On highway 10 – high risk – no space to fall
cars come so close at high speeds,
their wind moves us in the wrong direction.
On interstate 10’s entrance ramp, there’s
8 inches of clearance between the wall
and the road to Baton Rouge.
The white Dodge Dart pulls over.
An old man: ”You want a ride? get in.”
He stares ahead, a stone.
Sharp and I sit next to him in the front bench seat —
the man’s hands! Each finger tattooed
Hard Luck Lost Love –
no questions from me.
“Do you drink beer?”
hungover from New Orleans,
I babble “Uh, yes. Sometimes
I do and sometimes I don’t;
“Goddammit! I asked, do you drink beer?”
I’m yelling, Sharp’s yelling
“Yes sir. Yes, sir we drink beer.”
“Reach behind that cooler,
get us 3.
Don’t let anyone see
I got to get to Seattle –
I don’t have no driver’s license or registration.”

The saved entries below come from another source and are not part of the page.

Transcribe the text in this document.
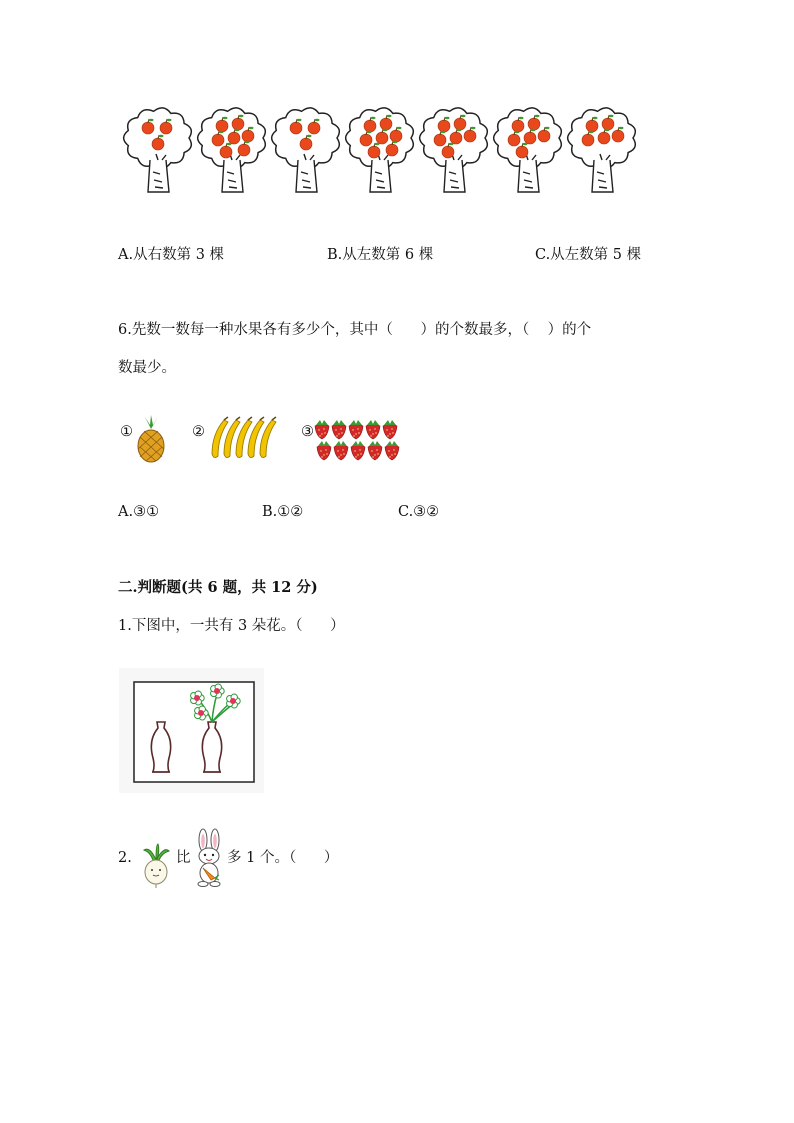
A.从右数第 3 棵	B.从左数第 6 棵	C.从左数第 5 棵
6.先数一数每一种水果各有多少个，其中（      ）的个数最多，（    ）的个
数最少。
①	②	③
A.③①	B.①②	C.③②
二.判断题(共 6 题，共 12 分)
1.下图中，一共有 3 朵花。（      ）
2.	比	多 1 个。（      ）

I reach into the styrofoam cooler
grab 3 Dixie beers.
He pulls off the side of the highway.
“I got to take me a piss.”
Tall rushes provide cover.
The old man’s got the hood of the car open,
He’s pissing into the radiator.
Driving west on route 10, we break.
I’m eating a hot roast beef sandwich, nice—
gravy and mashed potatoes.
We think we’ve made a new friend,
but, he matter-of-fact delivers his goodbye:
“I’m done with you; you’re own your own.”